- Also known as: Runaground
- Born: Andrew James Kirk April 7, 1987 (age 38) High Point, NC
- Origin: Maryville, TN
- Years active: 2014–present

= RUNAGROUND =

American singer-songwriter

Andrew Kirk (born April 7, 1987) also known by his stage name, Runaground, is an American singer-songwriter. He found success as a YouTube musician before moving to Los Angeles where he signed a recording deal with Sony/Robbins Entertainment. In 2014, he charted with first EP Anti-Gravity. In 2016, his song "Chase You Down" went to number 1 on the dance chart.
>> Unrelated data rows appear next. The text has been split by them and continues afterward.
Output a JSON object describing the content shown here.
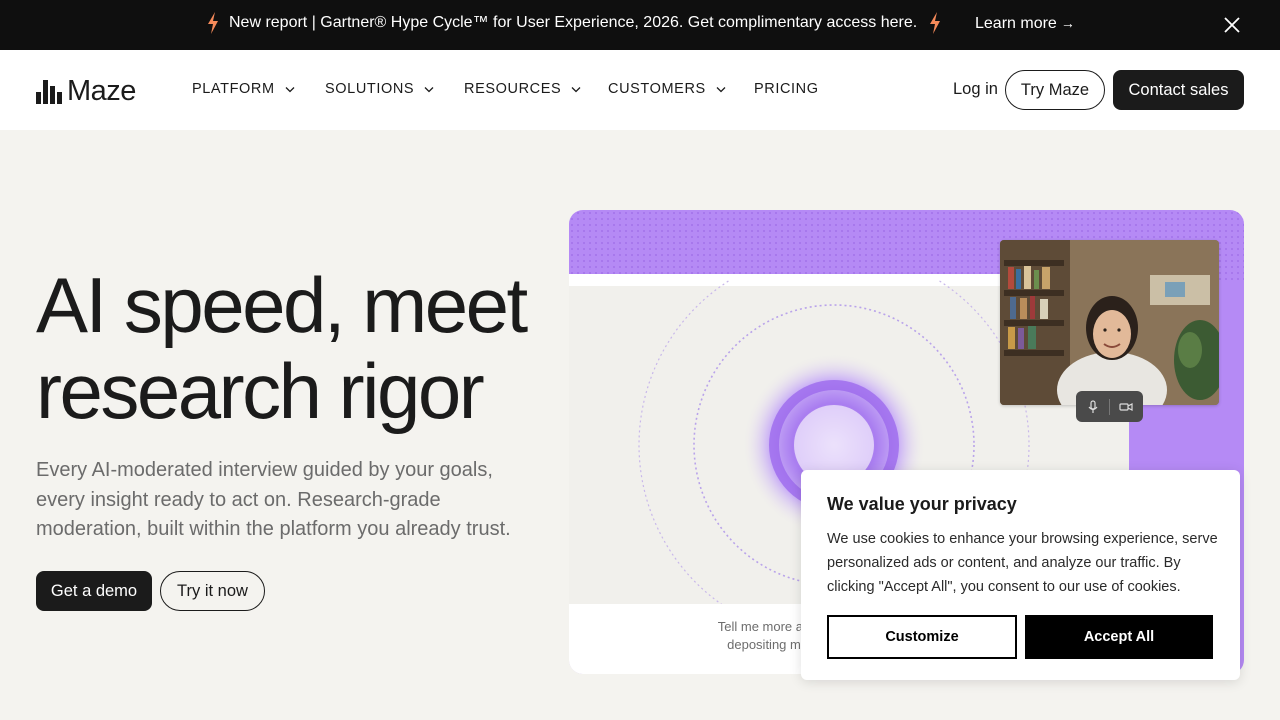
{
  "announcement": {
    "text": "New report | Gartner® Hype Cycle™ for User Experience, 2026. Get complimentary access here.",
    "link_label": "Learn more",
    "link_arrow": "→",
    "icons": [
      "bolt-icon",
      "close-icon"
    ],
    "bolt_color": "#f58a5a"
  },
  "nav": {
    "logo_text": "Maze",
    "items": [
      {
        "label": "PLATFORM",
        "has_dropdown": true
      },
      {
        "label": "SOLUTIONS",
        "has_dropdown": true
      },
      {
        "label": "RESOURCES",
        "has_dropdown": true
      },
      {
        "label": "CUSTOMERS",
        "has_dropdown": true
      },
      {
        "label": "PRICING",
        "has_dropdown": false
      }
    ],
    "login_label": "Log in",
    "try_label": "Try Maze",
    "contact_label": "Contact sales"
  },
  "hero": {
    "title_line1": "AI speed, meet",
    "title_line2": "research rigor",
    "subtitle": "Every AI-moderated interview guided by your goals, every insight ready to act on. Research-grade moderation, built within the platform you already trust.",
    "demo_label": "Get a demo",
    "trynow_label": "Try it now"
  },
  "visual": {
    "caption_line1": "Tell me more ab",
    "caption_line2": "depositing m",
    "accent_color": "#b58af5",
    "icons": [
      "microphone-icon",
      "camera-icon"
    ]
  },
  "cookie": {
    "title": "We value your privacy",
    "text": "We use cookies to enhance your browsing experience, serve personalized ads or content, and analyze our traffic. By clicking \"Accept All\", you consent to our use of cookies.",
    "customize_label": "Customize",
    "accept_label": "Accept All"
  }
}
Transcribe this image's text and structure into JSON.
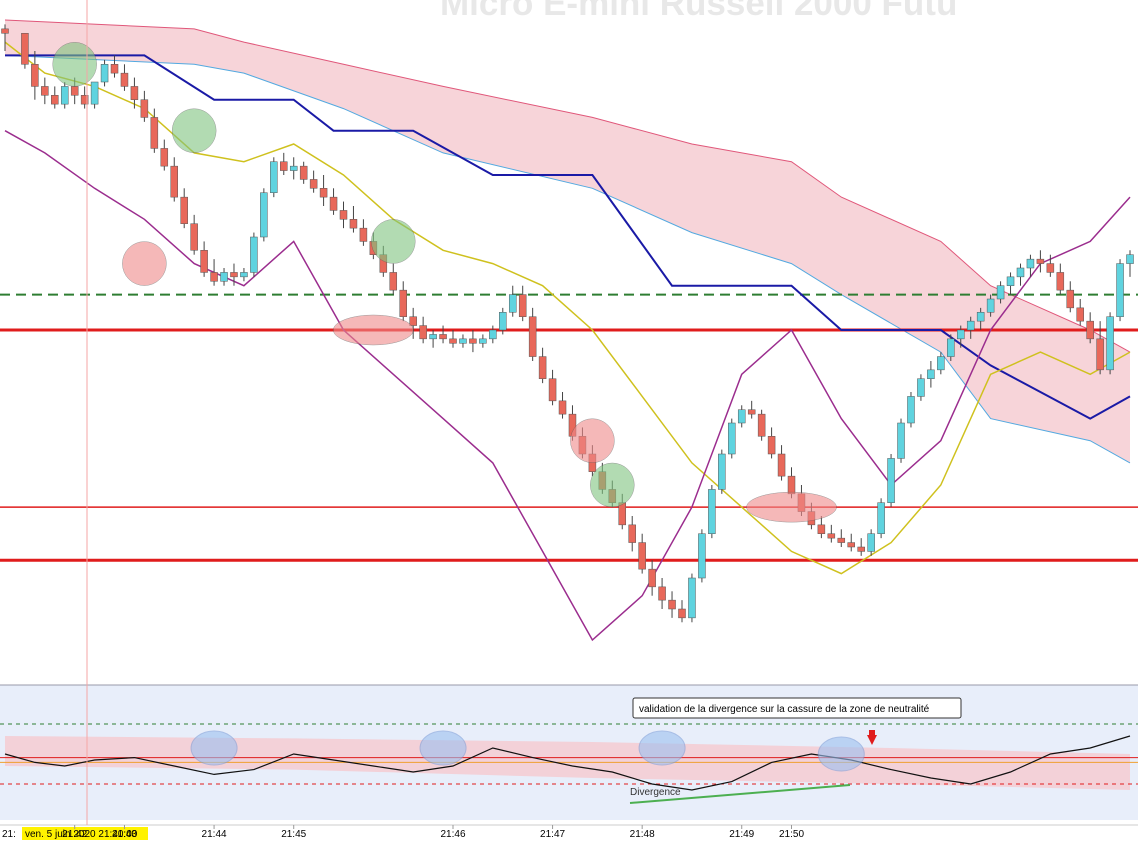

== Early life and education ==
Kirk was born on April 7, 1987 in High Point and raised in Thomasville, North Carolina and Maryville, Tennessee. He attended Middle Tennessee State University.

==Career==
Kirk played in a band when he was 16 that opened for Switchfoot. After university, he became a worship leader for Life Church TV. He took his stage name from one of his grandfather's World War II stories.

He and his wife started a successful YouTube channel. In 2013, he moved to Los Angeles and released the song "Where do I Begin".

In 2014, he released his first EP Anti-Gravity which charted on the iTunes.

In 2015, Kirk collaborated with, produced, and co-wrote, original music & cover videos for other YouTube-based musicians such as Madilyn Bailey, Alexi Blue, Taryn Southern, and Ebony Day.

On July 5, 2015, he performed his original song "We Are One" live at the Dalai Lama's Global Compassion Summit at the Honda Center Arena in Anaheim, California. He was commissioned to write and produce an original song, which he wrote and produced the song within a week.

In November 2015, he performed live on tour in Belgium with hard dance DJ Mark with a K. The song "See Me Now" reached #19 on iTunes Belgium's pop chart. "Here We Come", a song written and co-produced by Runaground was also well-received. On November 17, 2015, he independently released the song "Stars Come Out" featuring The Disco Fries.

In 2016, he signed a recording deal with Sony/Robbins Entertainment. The same month, he appeared on the AXS TV cable show Breaking Band where he and Moby performing Moby's hit "Southside".

In March 2016, he released the song "Chase You Down" which went to number 1 on the dance chart. After 3 years in Los Angeles, Kirk moved to Nashville.